A familiar tingling crawled along her scalp. She felt him before she even saw him.
Her gaze snapped to the wide arch that connected the Aeriel Coliseum to the training grounds.
There.
Dressed in impeccably fitting leathers that showcased every sharp definition of muscle, Dawson leaned against the wall, hands in his pockets—the epitome of indifference. And yet she drank him in like someone parched after weeks in the desert.
Her body responded to him of its own accord, every nerve ending suddenly alive, as though she existed solely in his presence. She hated it.
His turquoise eyes were hard, swirling tattoos stark against olive skin.
Beautiful. Cold. Lethal. Dickhead.
He wasn’t worth it. She didn’t even like him—she reminded herself.
He tilted his head, as if hearing her denial.
Fuck this. Fuck him. Why did he have to be so gods-damned attractive?
“Please do not engage in any form of coitus in front of me,” Solflara drawled.
Alaire’s gaze whipped to the phoenix. “Ew,Solf,that is never happening between us.”
“Then why are you still here?You shouldn’t have trouble talking to him if he means nothing to you.” Solflara nodded toward Dawson.
Lifting her chin, Alaire turned back—only to find the spot empty. Gone. Disappeared into thin air. Again.
Twice now, he’d appeared from the shadows, pinning her with those damn eyes, only to vanish. Coward.
Her hands curled into fists. What was his game? Dawson Knox was playing with her, and her treacherous body was practically purring for more. She hated him for it.
But the heat pooling low in her belly called her a liar. She wanted to track him down and demand answers, to grab him by those dark locks and?—
She wasn’t ready to finish that thought. Not yet.
Twenty-Two
As the days bled into weeks, now a flier, Alaire settled into a pattern of training, studying, reading, eating, and evenings spent with Kaia and Archer. Up before sunrise with Solflara to train until her hands cramped from gripping the phoenix’s braid, catching up on the fliers’ curriculum, and the rest of her classes with eyes burning from lack of sleep. All designed to prepare them for the academy’s looming trial next month.
The only silver lining was that Kaia and Archer were right there with her—even if Kaia couldn’t stop blabbering about the upcoming Celestial Cascade Ball, an extravagant night where students and fae nobility honored Umbra, god of darkness and night, at the height of winter.
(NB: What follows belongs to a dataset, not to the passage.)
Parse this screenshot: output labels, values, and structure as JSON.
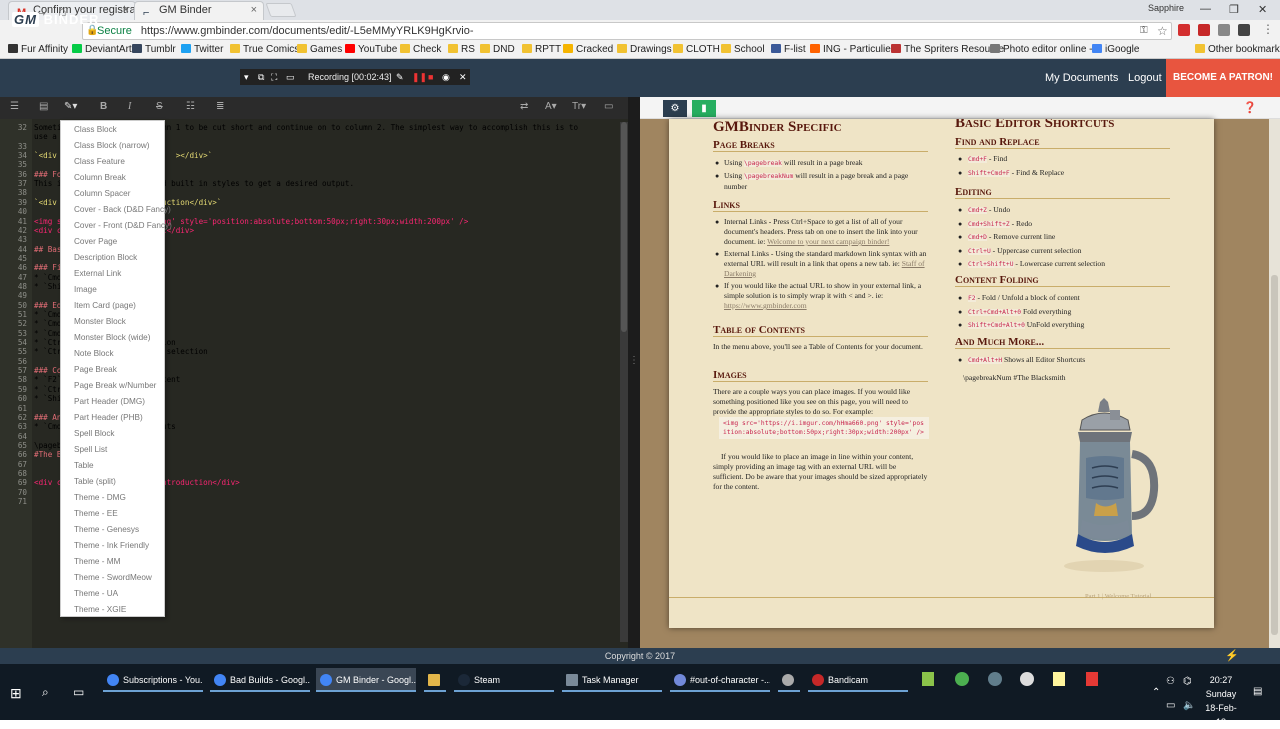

Yet an underlying tension blanketed the academy. There was an urgency to everything, as if everyone were moving toward an intangible tipping point that would consume the entire continent.
All partner work in her Tactical Leadership class had been halted. There were whispers about increased vampire activity along the borders. Even the gargoyles seemed more vigilant,gossip replaced by an unblinking watch on the academy’s perimeters.
Dawson’s absence gnawed at her more than she’d ever admit. Each time she returned to practice, her gaze automatically scanned the arena. And each time, her chest tightened when he wasn’t there. She told herself it didn’t matter, that his presence was nothing more than an unnecessary distraction. But no matter how hard she tried to push the thought away, her mind lingered on the way his closeness had ignited something in her. Without him, the world felt a little colder, the silence a little louder.
She shook her head as she stretched her arms overhead. Her body was perpetually sore. The combat training arena was empty except for her and Solflara. She’d just finished working through flight maneuvers on the ground, practicing the weight shifts and balance adjustments Solflara drilled into her, when Professor Ross stepped through the archway.
Instinctively, she moved closer to her celestial.
“Trouble sleeping?” he asked, noting the early hour.
Solflara’s eyes tracked his path, her flames flaring briefly.
Alaire straightened, wiping sweat from her brow. “Solflara’s a demanding instructor. She says if I’m going to be her flier, I need to stop ‘flailing around like a fish on her back.’”
“Accurate.Though you flail more like a whimpering goat,” Solflara corrected.